Am Morgen des 22. Oktober 1940 wurden Louis und Edith Pinkus von SS-Leuten aufgefordert, ihre Koffer zu packen und sich im Hof der Maxschule einzufinden. Sie durften höchstens 10 kg Gepäck mitnehmen. Zusammen mit 177 anderen Ludwigshafenern wurden sie auf Lastwagen zum Bahnhof gebracht. Von dort ging der Transport in das Lager Gurs in Südfrankreich. Edith Pinkus gelang im Dezember 1940 die Flucht aus dem Lager. Mit ihrer kleinen Tochter ging sie nach Nizza und versuchte, von dort wieder nach Italien zu kommen. Sie beantragte ein Visum, um ihre inzwischen 14-jährige Tochter Iris zu besuchen, die nach wie vor in Mailand lebte und dort die Schule besuchte. Die Einreiseerlaubnis wurde ihr verweigert.

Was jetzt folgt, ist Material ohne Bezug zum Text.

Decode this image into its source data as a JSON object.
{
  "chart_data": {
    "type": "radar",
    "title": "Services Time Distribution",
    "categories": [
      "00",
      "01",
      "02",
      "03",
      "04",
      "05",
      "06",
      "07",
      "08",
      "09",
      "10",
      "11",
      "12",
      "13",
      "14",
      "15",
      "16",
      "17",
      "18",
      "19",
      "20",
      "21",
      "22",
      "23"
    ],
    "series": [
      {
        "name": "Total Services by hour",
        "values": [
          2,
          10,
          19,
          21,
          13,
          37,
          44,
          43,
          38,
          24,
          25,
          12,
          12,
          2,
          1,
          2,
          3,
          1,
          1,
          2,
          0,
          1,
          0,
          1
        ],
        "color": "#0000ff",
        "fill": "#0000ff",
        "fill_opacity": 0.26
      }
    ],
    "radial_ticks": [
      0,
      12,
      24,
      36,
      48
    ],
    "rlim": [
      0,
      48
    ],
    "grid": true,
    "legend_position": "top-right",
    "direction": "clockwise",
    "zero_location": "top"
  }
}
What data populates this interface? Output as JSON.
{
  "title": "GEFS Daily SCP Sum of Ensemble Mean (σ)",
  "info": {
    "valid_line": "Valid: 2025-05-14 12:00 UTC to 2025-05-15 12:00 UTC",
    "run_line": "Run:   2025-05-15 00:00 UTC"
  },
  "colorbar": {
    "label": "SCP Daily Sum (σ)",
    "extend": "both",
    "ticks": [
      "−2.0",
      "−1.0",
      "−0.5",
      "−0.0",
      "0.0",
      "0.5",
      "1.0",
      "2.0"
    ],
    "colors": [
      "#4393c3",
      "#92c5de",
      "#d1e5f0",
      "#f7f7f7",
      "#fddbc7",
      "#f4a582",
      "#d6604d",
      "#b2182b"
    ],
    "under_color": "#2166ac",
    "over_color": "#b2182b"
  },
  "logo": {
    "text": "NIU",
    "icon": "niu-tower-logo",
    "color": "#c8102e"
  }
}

Am 18. November 1942 wurde Edith Pinkus in der kleinen Ortschaft Tromello, etwa 30 km südwestlich von Mailand, von einer Einheit der italienischen Spionageabwehr festgenommen. Im Januar schrieb die Mailänder Präfektur in ihrem Bericht an das Innenministerium: „Es wurde festgestellt, dass die Pinkus in der Nacht vom 30. April auf den 1. Mai letzten Jahres [1942] von Nizza kommend illegal in das Land einreiste, um Carlo Novarese wiederzusehen, ihren Geliebten aus der Zeit, bevor sie aus dem Königreich ausgewiesen wurde. […] Pinkus und Novarese legten ein Geständnis ab, wobei Letzterer sich damit zu rechtfertigen versuchte, dass er zu der rechtswidrigen Tat veranlasst worden sei, um mit Pinkus und ihrer kleinen Tochter Germana, die am 11. Juli 1940 in dieser Stadt [Mailand] aus der unehelichen Beziehung hervorgegangen war, wieder zusammenzukommen.“
Edith und Germana Pinkus wurden in ein Internierungslager in Pisticci ganz im Süden Italiens geschickt. Am 29. Januar 1943 trafen sie dort ein. Vier Wochen später, am 1. März, brachte man sie in das nahe gelegene Dorf Colobraro, wo sie unter Aufsicht der Carabinieri in einer Art Hausarrest interniert wurden. Die Verbannung in den Süden Italiens rettete den beiden möglicherweise das Leben. Im Sommer 1943 landeten alliierte Truppen in Süditalien, Mussolini wurde gestürzt, und Anfang September wurden die Internierungslager aufgelöst. Währenddessen war in Norditalien die Wehrmacht einmarschiert. Von dort wurden noch Tausende Juden in die Vernichtungslager deportiert.
Edith und Germana Pinkus wohnten nach der Befreiung mindestens bis Anfang der 1960er Jahre in Montalbano Jonico, ganz in der Nähe von Colobraro. Später hat die Familie in Arona am Lago Maggiore gelebt. Edith Pinkus starb 1982.
Der Stolperstein für Edith Pinkus wurde am 11. Oktober 2022 vor dem Haus in der Zollhofstraße 11 verlegt.
Auf dem Stein ist das Geburtsjahr versehentlich mit 1905 (statt 1904) angegeben.